How Diet Plays an Important Role?
Pregnancy is the most memorable time for every woman. During this time, you need to take a lot of care of yourself because what you eat directly affects the baby. It can also be understood that the child gets their nutrition from whatever they eat. Therefore, you are advised to eat food rich in nutrition and health. This keeps both mother and child health. But, as we have already been told that this is the most memorable time of their life for every woman, this time is also full of complications. Actually, many women do not understand what they should eat during pregnancy and what not. Due to a lack of information, people often eat such things, which can cause harm. Because in the early days of pregnancy, many people do not know about it, and those who do know are confused. In this blog, we will discuss the first month pregnancy food chart.
Common Pregnancy Symptoms in First Month Pregnant
You might not experience many, if any, symptoms at one month pregnant. However, certain early pregnancy indicators can include:
- Missing Period
- Mood Swings
- Frequent urination
- Sore or tender breasts
- Food Aversions
What is to be done during these symptoms?
During all this, the first month pregnancy food chart plays a vital role in the primary health of your child’s health. The goal of nutrition is to provide your body with the nutrients it needs by eating a healthy, balanced diet. Our bodies require nutrients from food to function and flourish. They consist of water, vitamins, minerals, proteins, lipids, and carbohydrates.

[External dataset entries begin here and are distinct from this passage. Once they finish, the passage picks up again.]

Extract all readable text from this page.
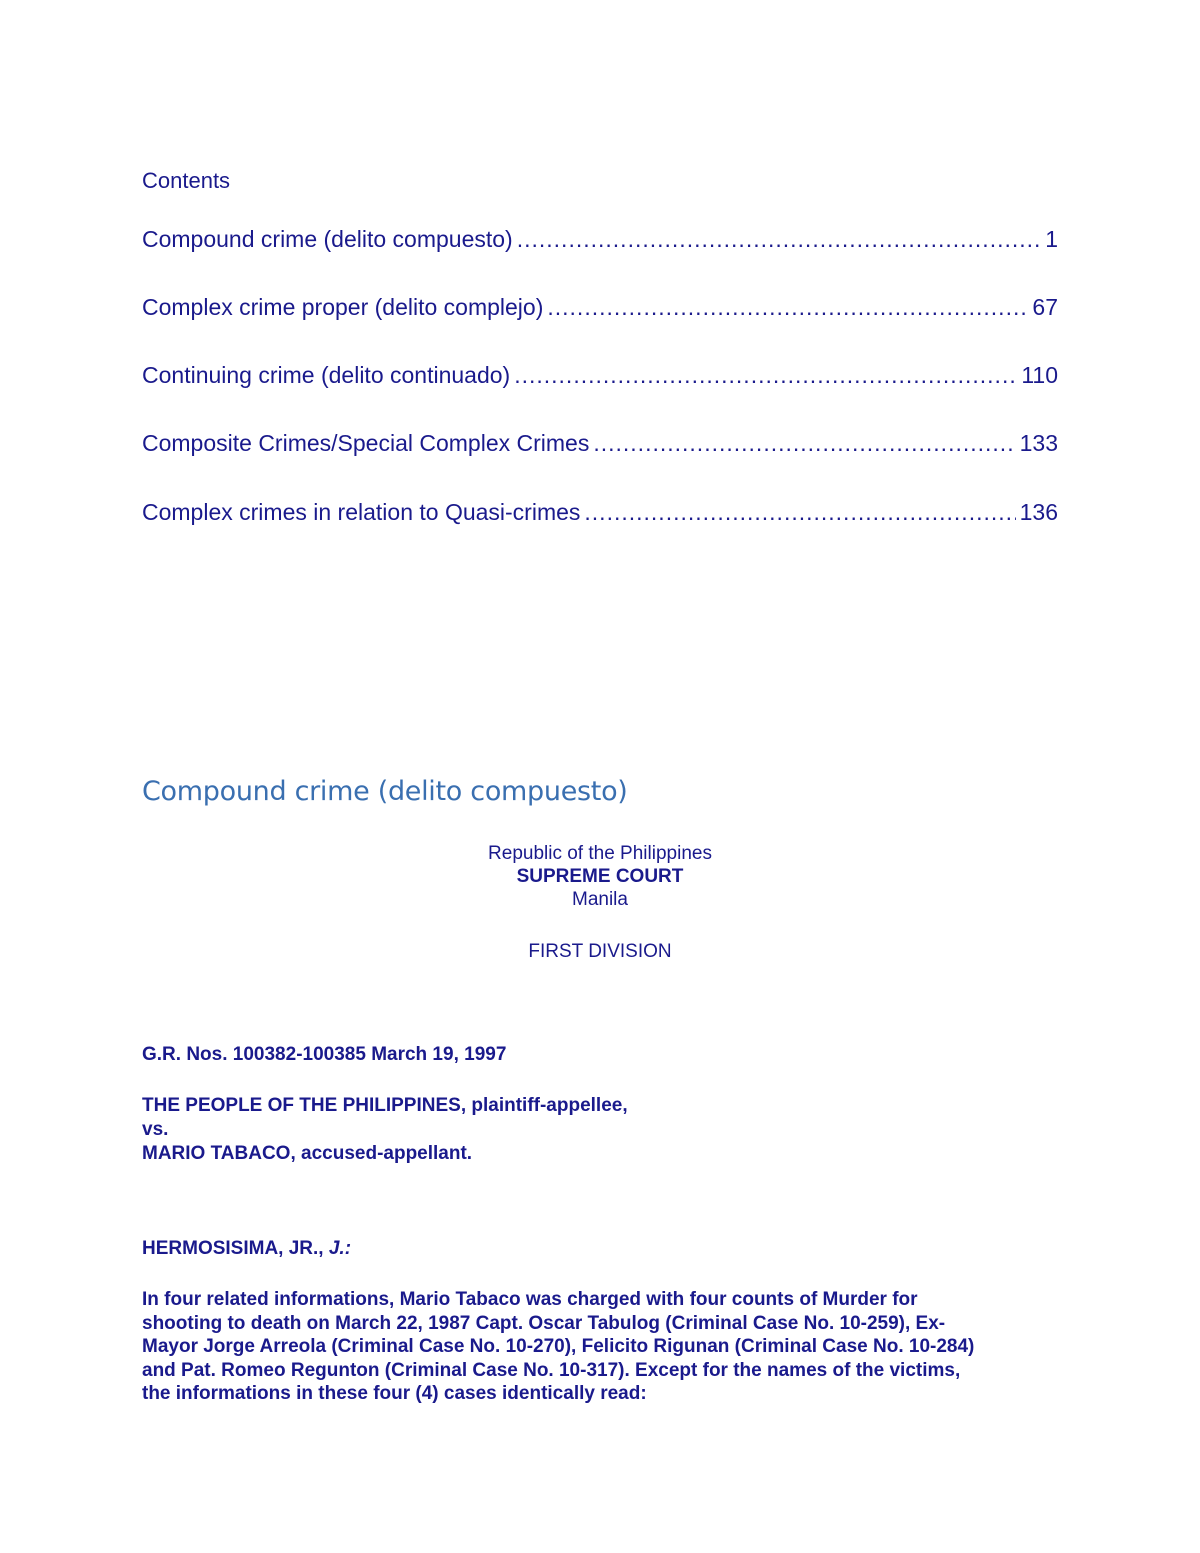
Contents
Compound crime (delito compuesto) .....	1
Complex crime proper (delito complejo) .....	67
Continuing crime (delito continuado) .....	110
Composite Crimes/Special Complex Crimes .....	133
Complex crimes in relation to Quasi-crimes .....	136
Compound crime (delito compuesto)
Republic of the Philippines
SUPREME COURT
Manila
FIRST DIVISION
G.R. Nos. 100382-100385 March 19, 1997
THE PEOPLE OF THE PHILIPPINES, plaintiff-appellee,
vs.
MARIO TABACO, accused-appellant.
HERMOSISIMA, JR., J.:
In four related informations, Mario Tabaco was charged with four counts of Murder for
shooting to death on March 22, 1987 Capt. Oscar Tabulog (Criminal Case No. 10-259), Ex-
Mayor Jorge Arreola (Criminal Case No. 10-270), Felicito Rigunan (Criminal Case No. 10-284)
and Pat. Romeo Regunton (Criminal Case No. 10-317). Except for the names of the victims,
the informations in these four (4) cases identically read:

12 Foods to include in your 1st Month of Pregnancy Diet Chart
Only about two and a half weeks into pregnancy do you start to feel the effects of being pregnant. As a result, you must adhere to a particular diet strategy which is a first month of pregnancy diet chart.
Food List to be followed during the First Month of Pregnancy
1. Dairy Products
Dairy products are an excellent source of calcium, vitamin D, protein, healthy fats, and folic acid, especially fortified varieties. Yogurt and milk are excellent sources of these nutrients, so include them in the first month pregnancy food chart.
2. Foods High in Folate
Folic acid aids in the formation of the neural tube in the early stages of fetal development. Folic acid is crucial because it can prevent serious birth malformations of the baby’s spine and brain (anencephaly) (spina bifida).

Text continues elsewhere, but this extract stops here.